En esos años pasaban cosas inimaginables y, lamentablemente, la mujer estaba en peligro por el simple hecho de ser mujer. La verdad es que al principio prefería no escribir o leer sobre el tema pues, diariamente salían noticias que me hacían sentir completamente vulnerable, insegura y en un estado de alerta ya que no sabia si la siguiente vez que saliera de casa, regresaría a ella.
Que locura, ¿cierto?
Imagínense vivir con temor y tomando precauciones para no ser violada o asesinada, aun sabiendo que el derecho a vivir es parejo o lo duro que fue darme cuenta que la realidad que vivía, algún día podría ser también su pan de cada día.
Comenzara por explicarles que el contexto en el que vivíamos era misógino y machista pero, no quiero generalizar porque la mayor parte de los hombros que me rodeaban eran amorosos, respetos, cuidaban y valoraban a las mujeres. Sin embargo, como país atravesamos una violencia tan grande que cada vez se normalizaba más quitarle la vida a una niña, arrancarla una hija a su madre y culparla por estar sola en la calle.
Más que un problema de género creo que nos enfrentábamos a una crisis del sistema en el que vivíamos. Para mi, como lo leí algún día, fue la inseguridad lo que realmente mató a todas esas mujeres, la incompetividad del gobierno que se negaba a ver lo innegable y la indiferencia de todos los que pudimos y no hicimos nada.
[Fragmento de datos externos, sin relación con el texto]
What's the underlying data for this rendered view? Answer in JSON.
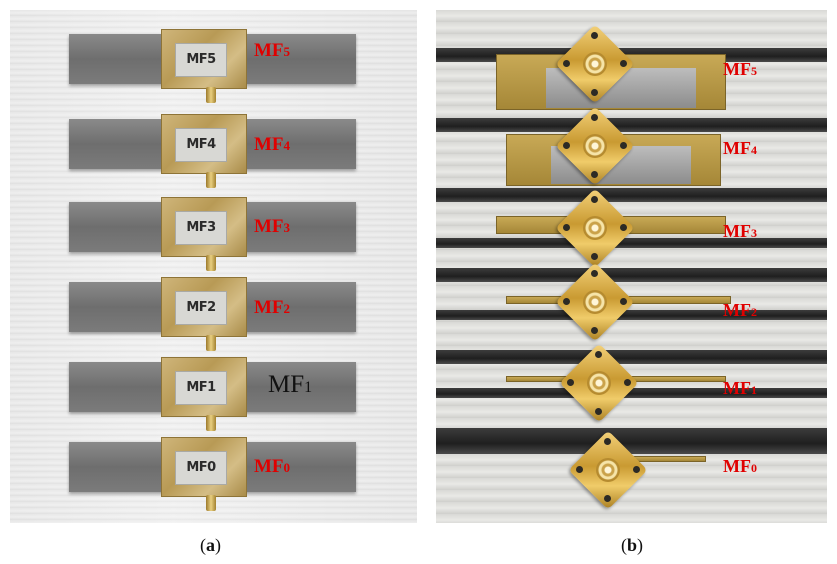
{
  "panel_a": {
    "tags": [
      "MF5",
      "MF4",
      "MF3",
      "MF2",
      "MF1",
      "MF0"
    ],
    "labels": [
      {
        "base": "MF",
        "sub": "5"
      },
      {
        "base": "MF",
        "sub": "4"
      },
      {
        "base": "MF",
        "sub": "3"
      },
      {
        "base": "MF",
        "sub": "2"
      },
      {
        "base": "MF",
        "sub": "1"
      },
      {
        "base": "MF",
        "sub": "0"
      }
    ]
  },
  "panel_b": {
    "labels": [
      {
        "base": "MF",
        "sub": "5"
      },
      {
        "base": "MF",
        "sub": "4"
      },
      {
        "base": "MF",
        "sub": "3"
      },
      {
        "base": "MF",
        "sub": "2"
      },
      {
        "base": "MF",
        "sub": "1"
      },
      {
        "base": "MF",
        "sub": "0"
      }
    ]
  },
  "captions": {
    "a": {
      "open": "(",
      "letter": "a",
      "close": ")"
    },
    "b": {
      "open": "(",
      "letter": "b",
      "close": ")"
    }
  },
  "colors": {
    "label_red": "#e00000",
    "label_dark": "#111111"
  }
}
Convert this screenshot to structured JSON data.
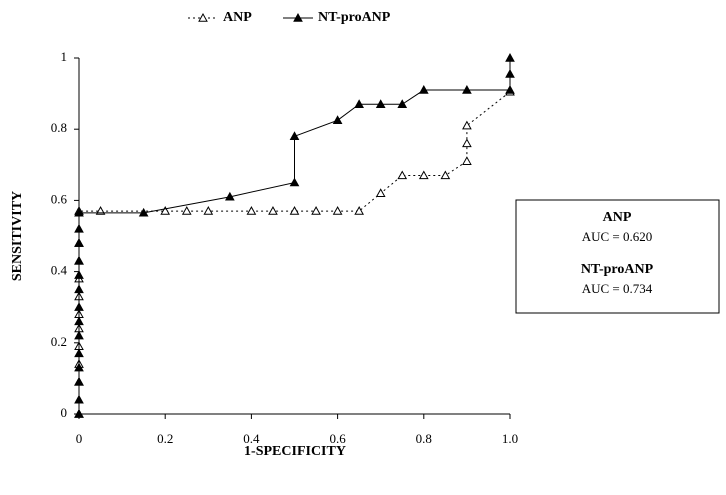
{
  "chart_data": {
    "type": "line",
    "xlabel": "1-SPECIFICITY",
    "ylabel": "SENSITIVITY",
    "xlim": [
      0,
      1
    ],
    "ylim": [
      0,
      1
    ],
    "xticks": [
      0,
      0.2,
      0.4,
      0.6,
      0.8,
      {
        "value": 1,
        "label": "1.0"
      }
    ],
    "yticks": [
      0,
      0.2,
      0.4,
      0.6,
      0.8,
      1
    ],
    "series": [
      {
        "name": "ANP",
        "color": "#000000",
        "line_style": "dotted",
        "marker": "open-triangle",
        "x": [
          0,
          0,
          0,
          0,
          0,
          0,
          0,
          0,
          0,
          0,
          0,
          0.05,
          0.2,
          0.25,
          0.3,
          0.4,
          0.45,
          0.5,
          0.55,
          0.6,
          0.65,
          0.7,
          0.75,
          0.8,
          0.85,
          0.9,
          0.9,
          0.9,
          1
        ],
        "values": [
          0,
          0.09,
          0.14,
          0.19,
          0.24,
          0.28,
          0.33,
          0.38,
          0.43,
          0.48,
          0.57,
          0.57,
          0.57,
          0.57,
          0.57,
          0.57,
          0.57,
          0.57,
          0.57,
          0.57,
          0.57,
          0.62,
          0.67,
          0.67,
          0.67,
          0.71,
          0.76,
          0.81,
          0.905
        ]
      },
      {
        "name": "NT-proANP",
        "color": "#000000",
        "line_style": "solid",
        "marker": "filled-triangle",
        "x": [
          0,
          0,
          0,
          0,
          0,
          0,
          0,
          0,
          0,
          0,
          0,
          0,
          0,
          0,
          0.15,
          0.35,
          0.5,
          0.5,
          0.6,
          0.65,
          0.7,
          0.75,
          0.8,
          0.9,
          1,
          1,
          1
        ],
        "values": [
          0,
          0.04,
          0.09,
          0.13,
          0.17,
          0.22,
          0.26,
          0.3,
          0.35,
          0.39,
          0.43,
          0.48,
          0.52,
          0.565,
          0.565,
          0.61,
          0.65,
          0.78,
          0.825,
          0.87,
          0.87,
          0.87,
          0.91,
          0.91,
          0.91,
          0.955,
          1
        ]
      }
    ],
    "annotations": [
      {
        "title": "ANP",
        "text": "AUC = 0.620"
      },
      {
        "title": "NT-proANP",
        "text": "AUC = 0.734"
      }
    ]
  }
}
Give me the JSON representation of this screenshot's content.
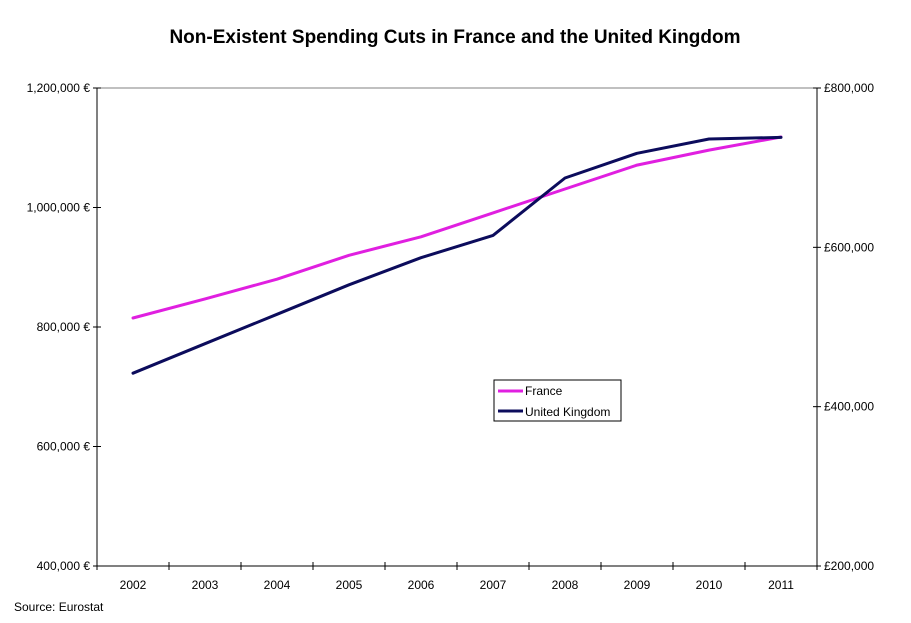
{
  "chart_data": {
    "type": "line",
    "title": "Non-Existent Spending Cuts in France and the United Kingdom",
    "source": "Source: Eurostat",
    "xlabel": "",
    "categories": [
      "2002",
      "2003",
      "2004",
      "2005",
      "2006",
      "2007",
      "2008",
      "2009",
      "2010",
      "2011"
    ],
    "series": [
      {
        "name": "France",
        "axis": "left",
        "color": "#e01fe0",
        "values": [
          815000,
          847000,
          880000,
          920000,
          951000,
          991000,
          1031000,
          1071000,
          1096000,
          1118000
        ]
      },
      {
        "name": "United Kingdom",
        "axis": "right",
        "color": "#0c0c5c",
        "values": [
          442000,
          479000,
          516000,
          553000,
          587000,
          615000,
          687000,
          718000,
          736000,
          738000
        ]
      }
    ],
    "y_left": {
      "ylim": [
        400000,
        1200000
      ],
      "ticks": [
        400000,
        600000,
        800000,
        1000000,
        1200000
      ],
      "tick_labels": [
        "400,000 €",
        "600,000 €",
        "800,000 €",
        "1,000,000 €",
        "1,200,000 €"
      ]
    },
    "y_right": {
      "ylim": [
        200000,
        800000
      ],
      "ticks": [
        200000,
        400000,
        600000,
        800000
      ],
      "tick_labels": [
        "£200,000",
        "£400,000",
        "£600,000",
        "£800,000"
      ]
    },
    "grid": false,
    "legend": {
      "placement": "center",
      "entries": [
        "France",
        "United Kingdom"
      ]
    }
  }
}
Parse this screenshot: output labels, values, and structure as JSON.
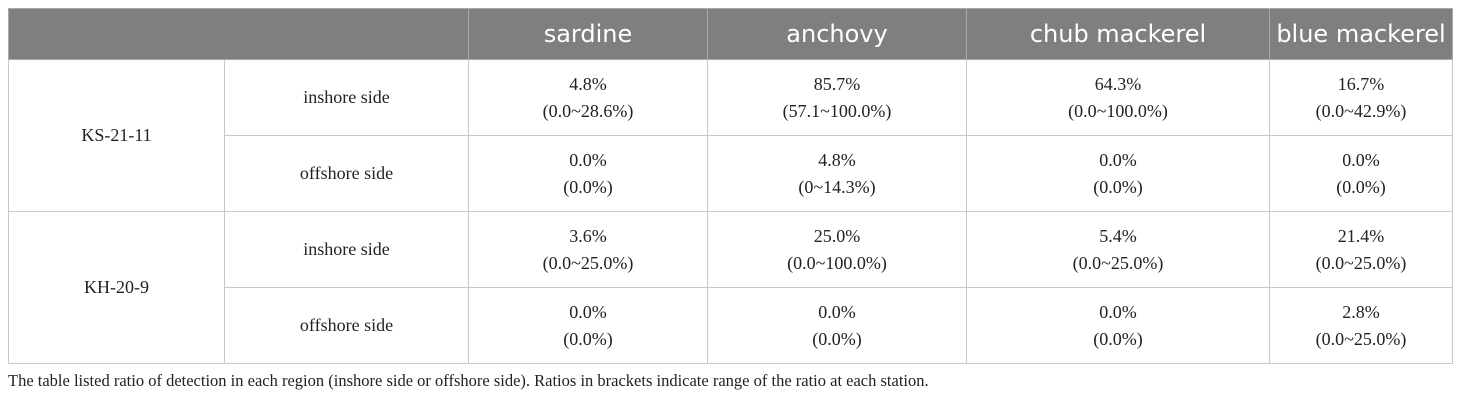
{
  "table": {
    "headers": [
      "",
      "sardine",
      "anchovy",
      "chub mackerel",
      "blue mackerel"
    ],
    "groups": [
      {
        "station": "KS-21-11",
        "rows": [
          {
            "region": "inshore side",
            "cells": [
              {
                "ratio": "4.8%",
                "range": "(0.0~28.6%)"
              },
              {
                "ratio": "85.7%",
                "range": "(57.1~100.0%)"
              },
              {
                "ratio": "64.3%",
                "range": "(0.0~100.0%)"
              },
              {
                "ratio": "16.7%",
                "range": "(0.0~42.9%)"
              }
            ]
          },
          {
            "region": "offshore side",
            "cells": [
              {
                "ratio": "0.0%",
                "range": "(0.0%)"
              },
              {
                "ratio": "4.8%",
                "range": "(0~14.3%)"
              },
              {
                "ratio": "0.0%",
                "range": "(0.0%)"
              },
              {
                "ratio": "0.0%",
                "range": "(0.0%)"
              }
            ]
          }
        ]
      },
      {
        "station": "KH-20-9",
        "rows": [
          {
            "region": "inshore side",
            "cells": [
              {
                "ratio": "3.6%",
                "range": "(0.0~25.0%)"
              },
              {
                "ratio": "25.0%",
                "range": "(0.0~100.0%)"
              },
              {
                "ratio": "5.4%",
                "range": "(0.0~25.0%)"
              },
              {
                "ratio": "21.4%",
                "range": "(0.0~25.0%)"
              }
            ]
          },
          {
            "region": "offshore side",
            "cells": [
              {
                "ratio": "0.0%",
                "range": "(0.0%)"
              },
              {
                "ratio": "0.0%",
                "range": "(0.0%)"
              },
              {
                "ratio": "0.0%",
                "range": "(0.0%)"
              },
              {
                "ratio": "2.8%",
                "range": "(0.0~25.0%)"
              }
            ]
          }
        ]
      }
    ]
  },
  "caption": "The table listed ratio of detection in each region (inshore side or offshore side). Ratios in brackets indicate range of the ratio at each station."
}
Como mujer, hija y su madre, lo único que espero es que hoy en día vivan un México mucho más libre y humano. Que usar falda no las ponga en desventaja cuando caminen por la calle. Que conozcan la palabra «feminicidio» por cultura no por caracterizar su realidad. Que su trabajo sea remunerado de la misma manera que la de su padre, novio, amigo o hermano. Que puedan tomar un Uber y no tengan que compartir la ruta.
Que se sientan seguras cuando salgan y no tengan que voltear a ver si alguien esta atrás de ustedes. Que el sistema las proteja y disfruten todos esos beneficios por los que algún día otras mujeres y hombres pelearon. Que su seguridad no dependa de la luz del día, ni el lugar dónde están.
Que avisar que están casa sea una atención, no obligación. Que puedan dejar a sus hijas en la escuela sin temor a no volver a verlas. Que lo que les cuento les suene tan desconocido que duden se realmente pasó. Que hayan aprendido que la mujer sin el hombre (y viceversa) no existiría y que el haber nacido mujer ya no sea motivo de lucha si no de dicha pura.